Dayna Patterson is a recovering Mormon, a textile artist, and an amateur fungophile. Her creative work has appeared or is forthcoming in AGNI, Bellingham Review, Carolina Quarterly, Crab Orchard Review, Hotel Amerika, Kenyon Review, North American Review, Passages North, POETRY, Sugar House Review, Thrush, Zone 3, Western Humanities Review, Whale Road Review, and others. Two of her poems appear in Best Spiritual Literature, 2023.
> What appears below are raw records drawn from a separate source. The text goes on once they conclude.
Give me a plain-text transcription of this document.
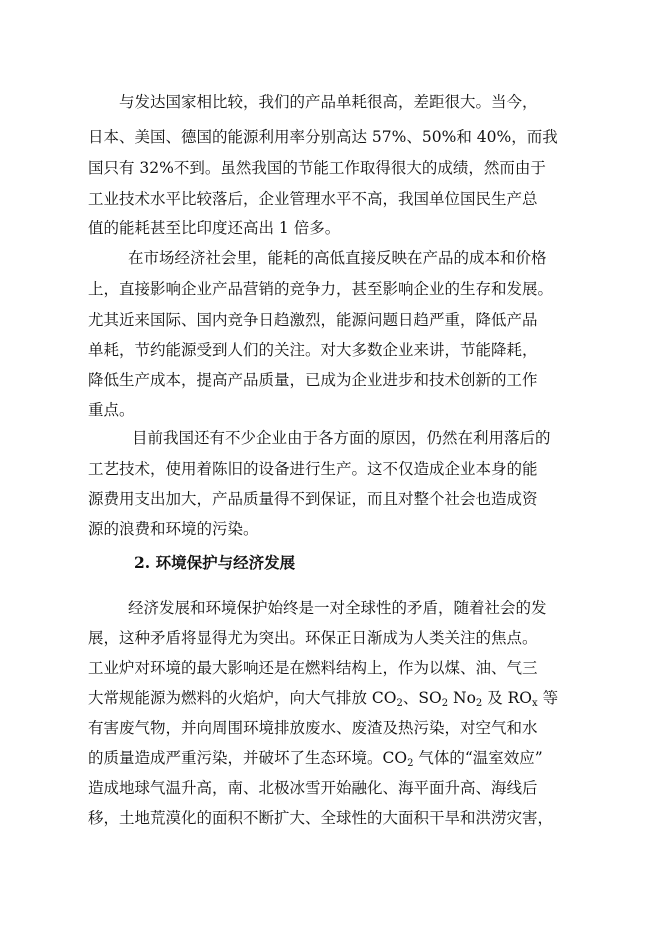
与发达国家相比较，我们的产品单耗很高，差距很大。当今，
日本、美国、德国的能源利用率分别高达 57%、50%和 40%，而我
国只有 32%不到。虽然我国的节能工作取得很大的成绩，然而由于
工业技术水平比较落后，企业管理水平不高，我国单位国民生产总
值的能耗甚至比印度还高出 1 倍多。
在市场经济社会里，能耗的高低直接反映在产品的成本和价格
上，直接影响企业产品营销的竞争力，甚至影响企业的生存和发展。
尤其近来国际、国内竞争日趋激烈，能源问题日趋严重，降低产品
单耗，节约能源受到人们的关注。对大多数企业来讲，节能降耗，
降低生产成本，提高产品质量，已成为企业进步和技术创新的工作
重点。
目前我国还有不少企业由于各方面的原因，仍然在利用落后的
工艺技术，使用着陈旧的设备进行生产。这不仅造成企业本身的能
源费用支出加大，产品质量得不到保证，而且对整个社会也造成资
源的浪费和环境的污染。
2. 环境保护与经济发展
经济发展和环境保护始终是一对全球性的矛盾，随着社会的发
展，这种矛盾将显得尤为突出。环保正日渐成为人类关注的焦点。
工业炉对环境的最大影响还是在燃料结构上，作为以煤、油、气三
大常规能源为燃料的火焰炉，向大气排放 $CO_2$、$SO_2$ $No_2$ 及 $RO_x$ 等
有害废气物，并向周围环境排放废水、废渣及热污染，对空气和水
的质量造成严重污染，并破坏了生态环境。$CO_2$ 气体的“温室效应”
造成地球气温升高，南、北极冰雪开始融化、海平面升高、海线后
移，土地荒漠化的面积不断扩大、全球性的大面积干旱和洪涝灾害，
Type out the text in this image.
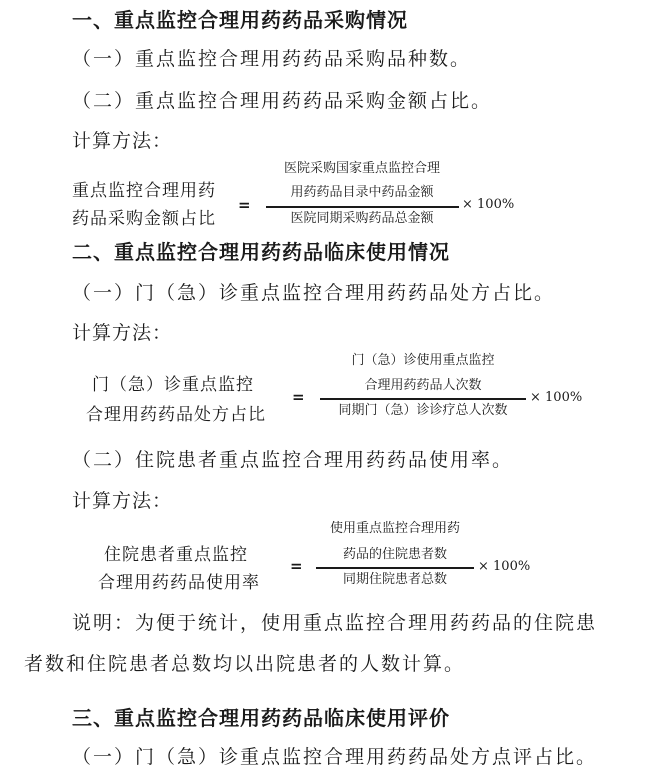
一、重点监控合理用药药品采购情况
（一）重点监控合理用药药品采购品种数。
（二）重点监控合理用药药品采购金额占比。
计算方法：
重点监控合理用药
药品采购金额占比
=
医院采购国家重点监控合理
用药药品目录中药品金额
医院同期采购药品总金额
× 100%
二、重点监控合理用药药品临床使用情况
（一）门（急）诊重点监控合理用药药品处方占比。
计算方法：
门（急）诊重点监控
合理用药药品处方占比
=
门（急）诊使用重点监控
合理用药药品人次数
同期门（急）诊诊疗总人次数
× 100%
（二）住院患者重点监控合理用药药品使用率。
计算方法：
住院患者重点监控
合理用药药品使用率
=
使用重点监控合理用药
药品的住院患者数
同期住院患者总数
× 100%
说明：为便于统计，使用重点监控合理用药药品的住院患
者数和住院患者总数均以出院患者的人数计算。
三、重点监控合理用药药品临床使用评价
（一）门（急）诊重点监控合理用药药品处方点评占比。
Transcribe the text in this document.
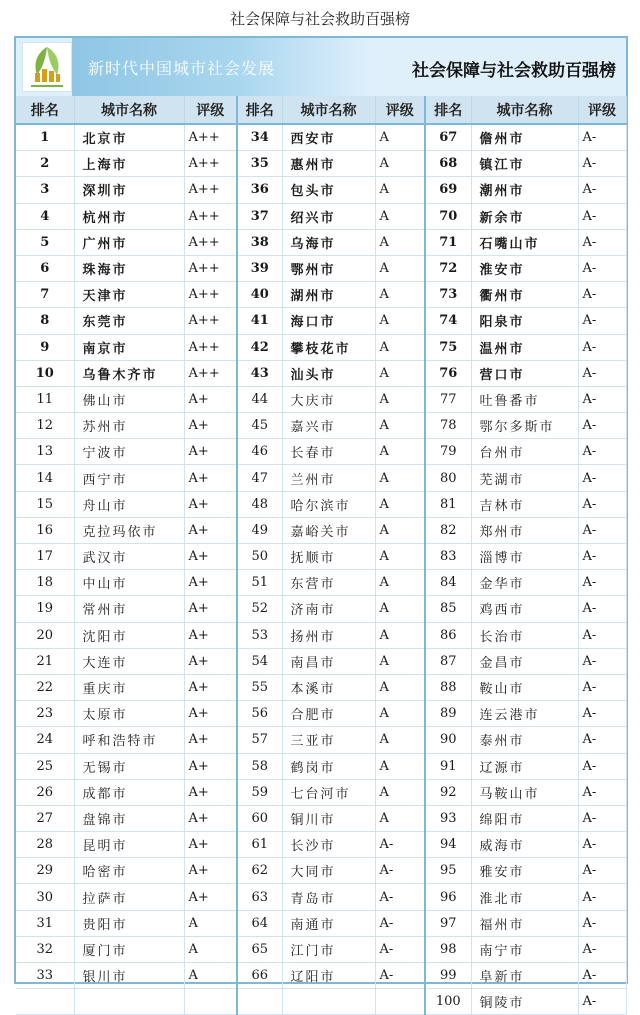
社会保障与社会救助百强榜
新时代中国城市社会发展	社会保障与社会救助百强榜
排名	城市名称	评级	排名	城市名称	评级	排名	城市名称	评级
1	北京市	A++	34	西安市	A	67	儋州市	A-
2	上海市	A++	35	惠州市	A	68	镇江市	A-
3	深圳市	A++	36	包头市	A	69	潮州市	A-
4	杭州市	A++	37	绍兴市	A	70	新余市	A-
5	广州市	A++	38	乌海市	A	71	石嘴山市	A-
6	珠海市	A++	39	鄂州市	A	72	淮安市	A-
7	天津市	A++	40	湖州市	A	73	衢州市	A-
8	东莞市	A++	41	海口市	A	74	阳泉市	A-
9	南京市	A++	42	攀枝花市	A	75	温州市	A-
10	乌鲁木齐市	A++	43	汕头市	A	76	营口市	A-
11	佛山市	A+	44	大庆市	A	77	吐鲁番市	A-
12	苏州市	A+	45	嘉兴市	A	78	鄂尔多斯市	A-
13	宁波市	A+	46	长春市	A	79	台州市	A-
14	西宁市	A+	47	兰州市	A	80	芜湖市	A-
15	舟山市	A+	48	哈尔滨市	A	81	吉林市	A-
16	克拉玛依市	A+	49	嘉峪关市	A	82	郑州市	A-
17	武汉市	A+	50	抚顺市	A	83	淄博市	A-
18	中山市	A+	51	东营市	A	84	金华市	A-
19	常州市	A+	52	济南市	A	85	鸡西市	A-
20	沈阳市	A+	53	扬州市	A	86	长治市	A-
21	大连市	A+	54	南昌市	A	87	金昌市	A-
22	重庆市	A+	55	本溪市	A	88	鞍山市	A-
23	太原市	A+	56	合肥市	A	89	连云港市	A-
24	呼和浩特市	A+	57	三亚市	A	90	泰州市	A-
25	无锡市	A+	58	鹤岗市	A	91	辽源市	A-
26	成都市	A+	59	七台河市	A	92	马鞍山市	A-
27	盘锦市	A+	60	铜川市	A	93	绵阳市	A-
28	昆明市	A+	61	长沙市	A-	94	威海市	A-
29	哈密市	A+	62	大同市	A-	95	雅安市	A-
30	拉萨市	A+	63	青岛市	A-	96	淮北市	A-
31	贵阳市	A	64	南通市	A-	97	福州市	A-
32	厦门市	A	65	江门市	A-	98	南宁市	A-
33	银川市	A	66	辽阳市	A-	99	阜新市	A-
						100	铜陵市	A-
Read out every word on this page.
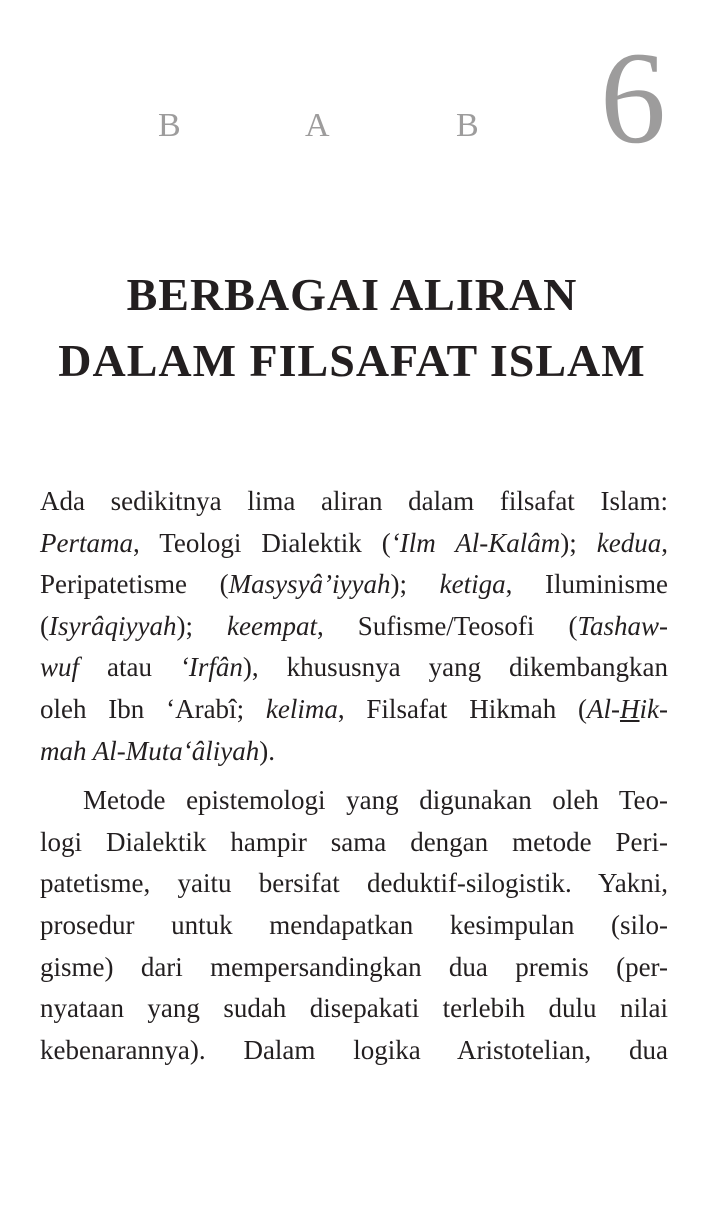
B	A	B 6
BERBAGAI ALIRAN
DALAM FILSAFAT ISLAM

Ada sedikitnya lima aliran dalam filsafat Islam:
Pertama, Teologi Dialektik (‘Ilm Al-Kalâm); kedua,
Peripatetisme (Masysyâ’iyyah); ketiga, Iluminisme
(Isyrâqiyyah); keempat, Sufisme/Teosofi (Tashaw-
wuf atau ‘Irfân), khususnya yang dikembangkan
oleh Ibn ‘Arabî; kelima, Filsafat Hikmah (Al-Hik-
mah Al-Muta‘âliyah).

Metode epistemologi yang digunakan oleh Teo-
logi Dialektik hampir sama dengan metode Peri-
patetisme, yaitu bersifat deduktif-silogistik. Yakni,
prosedur untuk mendapatkan kesimpulan (silo-
gisme) dari mempersandingkan dua premis (per-
nyataan yang sudah disepakati terlebih dulu nilai
kebenarannya). Dalam logika Aristotelian, dua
She is the author of If Mother Braids a Waterfall (Signature Books, 2020), winner of the Association for Mormon Letters Poetry Award. It’s a hybrid collection of poetry and lyric essay in which Patterson explores her Mormon ancestry and upbringing, her mother’s coming out, and the her eventual apostasy. Her second book, a poetry collection entitled O Lady, Speak Again (Signature Books 2023), explores characters from Shakespeare’s plays—with “irreverent bardolatry” and a Post-Mormon feminist twist. She is also the author of three chapbooks, most recently Titania in Yellow (Porkbelly Press, 2019).

Patterson’s third book, Our Lady of Thread, is forthcoming from Signature Books in 2027. It weaves together three main threads: 1) poems in the voice of God the Mother; 2) prayer poems in the Catholic “Our Lady” tradition; and 3) poems about mothering kids in the Anthropocene. Our Lady of Thread is a hybrid collection that pushes the boundaries of what a poetry collection can be; it includes embroidered collages, stitched poems, and a QR code that links readers to a videopoem.

Patterson earned a BA in English with a minor in French from Utah State University (2004), an MA in Literature from Texas State-San Marcos (2008), and an MFA in Creative Writing from Western Washington University (2017), where she served as the managing editor of Bellingham Review. Patterson co-edited Dove Song: Heavenly Mother in Mormon Poetry and founded the online literary journal Psaltery & Lyre, a space dedicated to publishing literature at the intersection of faith and doubt. She has also served as the poetry editor for Exponent II Magazine.

Patterson was a co-winner of the 2019 #DignityNotDetention poetry prize, judged by Ilya Kaminsky, and she has been a Sustainable Arts Fellow at Mineral School Artist’s Residency.